Vor der Reise

3 Monate vor der Reise – noch 90 Tage bis zum Start

Die Jobs und das WG-Zimmer sind gekündigt, die Möbel fast alle verkauft, die persönlichen Überbleibsel in Kisten verstaut. Auch die neuen Reisepässe sind abholbereit und der Busausbau befindet sich in den letzten Zügen. Man sollte meinen, ich könnte entspannt dem Starttermin entgegen fiebern.

Doch irgendwie fühle ich mich immer noch unruhig. Das wird sich wohl erst dann ändern, wenn auch wirklich das letzte Häkchen auf meiner Liste gesetzt ist. Gedanken, wie „Was ist, wenn uns das Reiseleben weniger gut gefällt, als erwartet?“ oder „Kriegen wir es hin, uns einen Alltag zu schaffen, ohne uns schon nach vier Wochen auf unseren 6m² auf die Nerven zu gehen?“ tun ihr Übriges.

Aber zum Glück gibt es da ja auch noch Christian, der dem ganzen völlig entspannt entgegen sieht und mir jedes Mal ein gutes Gefühl gibt, genau das richtige zu tun. Und schlussendlich überwiegt immer wieder die Vorfreude…

 

Der letzte Arbeitstag – noch 17 Tage bis zum Start

11 Uhr Vormittags.
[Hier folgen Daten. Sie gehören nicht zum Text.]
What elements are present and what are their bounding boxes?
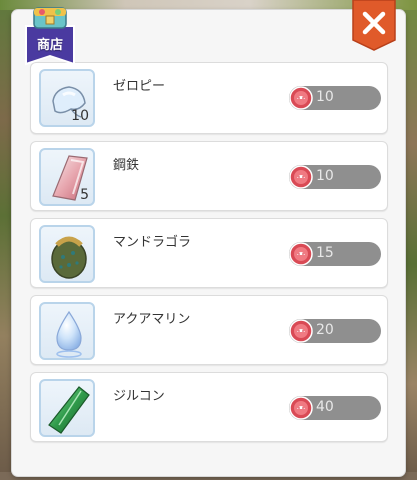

Ich trete durch die Tür nach draussen. Für einen Augenblick muss ich stehen bleiben, das grelle Sonnenlicht lässt mich unweigerlich blinzeln. Und auf einmal ist es wieder da: Das Gefühl des letzten Schultags vor den großen Sommerferien. Die Gewissheit, die Schultasche für die nächsten Wochen getrost in einer Ecke links liegen lassen zu können, die heißen, schwülen Tage im Gras dösend vorüber ziehen zu lassen und nichts anderes zu tun, als das, wonach einem gerade ist. Und wenn es nichts weiter ist, als das Nichts-Tun zu genießen. Und dieses unbeschreibliche Gefühl, dieser eine Sommer würde nie enden.

Für eine Weile genieße ich den Moment noch, bevor ich meine Sonnenbrille aufsetze, die Tasche ein letztes Mal über die Schulter hänge und mich mit breitem Grinsen und Kribbeln im Bauch auf den Heimweg mache.